By 2013 the cable car’s total number of users who could be called regular commuters was four
Yet the same mayoralty has produced a sober document called the London Housing Design Guide, which calmly sets out some basic standards for civilised homes – minimum ceiling heights and room sizes; balconies you can actually use – which, as homes tend to last a long time once built, is an important gift to the future. It was pushed through despite opposition from developers, and with the help of mayorally supported pilot projects such as the St Andrews development in east London, and has led to an outbreak of decent, dignified housing where formerly there was junk. Some of its recommendations are now being applied to housing across the country.


There are things called housing zones, which promise to apply design and infrastructure investment intelligently to the provision of new homes, even if they risk forgetting other vital uses of the city, such as places of work, in their quest for dwellings. Johnson has also made declarations of love for the city’s public spaces and high streets, which has resulted in brutal traffic gyratories being rearranged, upgrades of parks and pavements, the “decluttering” or removal of superfluous barriers and signs, and such things as the impressive-looking, if flawed and expensive, remaking of Exhibition Road in South Kensington. Overall the effect is patchy and sometimes tokenistic, but more is promised for high streets. These works are still more substantial than Ken Livingstone, with an unfulfilled promise of “100 public spaces”, achieved.

Somewhere between the follies and the eyesores at one end and the thoughtful wonkery at the other, come works such as the new Routemaster bus and the development of the Olympic “legacy”. The Routemaster project was an admirable plan to restore the functionalist elegance of the classic London double-decker that ended up with a vehicle that is better looking than recent alternatives, but with technical eccentricities and a blinginess at odds with the spirit of the originals. With the housing being built as part of the Olympic legacy, design has been given enough importance to ensure the hiring of above-average architects, and some intelligent planning, but there are signs that later phases may be dumbed down. There is also the “Olympicopolis” plan to bring institutions such as the V&A and University College London to the area (great), but then overload the site with money-raising housing (is there no alternative?).

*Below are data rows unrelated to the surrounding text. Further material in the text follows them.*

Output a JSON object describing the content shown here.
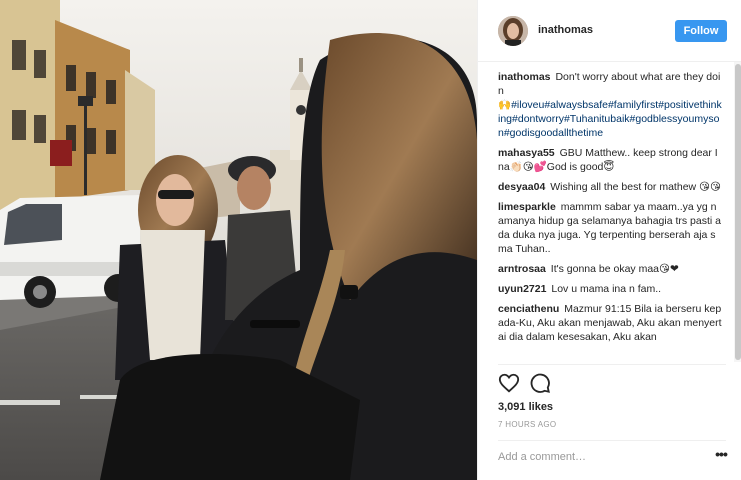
{
  "post": {
    "username": "inathomas",
    "follow_label": "Follow"
  },
  "caption": {
    "username": "inathomas",
    "text": "Don't worry about what are they doin",
    "hashtags": "🙌#iloveu#alwaysbsafe#familyfirst#positivethinking#dontworry#Tuhanitubaik#godblessyoumyson#godisgoodallthetime"
  },
  "comments": [
    {
      "username": "mahasya55",
      "text": "GBU Matthew.. keep strong dear Ina👏🏻😘💕God is good😇"
    },
    {
      "username": "desyaa04",
      "text": "Wishing all the best for mathew 😘😘"
    },
    {
      "username": "limesparkle",
      "text": "mammm sabar ya maam..ya yg namanya hidup ga selamanya bahagia trs pasti ada duka nya juga. Yg terpenting berserah aja sma Tuhan.."
    },
    {
      "username": "arntrosaa",
      "text": "It's gonna be okay maa😘❤"
    },
    {
      "username": "uyun2721",
      "text": "Lov u mama ina n fam.."
    },
    {
      "username": "cenciathenu",
      "text": "Mazmur 91:15 Bila ia berseru kepada-Ku, Aku akan menjawab, Aku akan menyertai dia dalam kesesakan, Aku akan"
    }
  ],
  "actions": {
    "likes": "3,091 likes",
    "time": "7 HOURS AGO",
    "comment_placeholder": "Add a comment…",
    "more_label": "•••"
  },
  "icons": {
    "like": "heart-icon",
    "comment": "speech-bubble-icon",
    "more": "ellipsis-icon"
  },
  "colors": {
    "follow": "#3897f0",
    "hashtag": "#003569"
  }
}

One of the capital's new cycle superhighways. Facebook Twitter Pinterest
 One of the capital’s new cycle superhighways. Photograph: Michael Kemp / Alamy
The common themes to this new version of London – let’s call it “Johnsondorf” – are a love of headlines combined with a light touch that lets the mayor’s lieutenants get on with their jobs. The best achievements of Boris Johnson’s mayoralty are down to the better people on his staff. Its weaknesses include the inability to co-ordinate the works of different underlings and a tendency to favour the getting of big bucks or instant hits over more considered, longer-term thinking. The resulting landscape is a curious mix: thoughtful but under-funded public spaces overshadowed by crass monuments and investment towers. Off to the side might be some nice Design Guide housing, perhaps a cycle superhighway doing its good work, but crashing through what would otherwise be a pleasant street.

Classicist that he is, Johnson will also be familiar with the system of school grades that runs from alpha plus to gamma minus, with extra minuses or pluses to taste. The Housing Design Guide is an alpha; the new riverscape of towers gamma minus. Overall it’s tempting to recognise the totality of Johnsondorf with an unconventional alpha gamma, but this doesn’t do justice to its awfulness at its worst. Better, as my own Greek teacher did when attempting to assess my efforts with the language, to enlist the 12th letter of the Greek alphabet and award an alpha mu.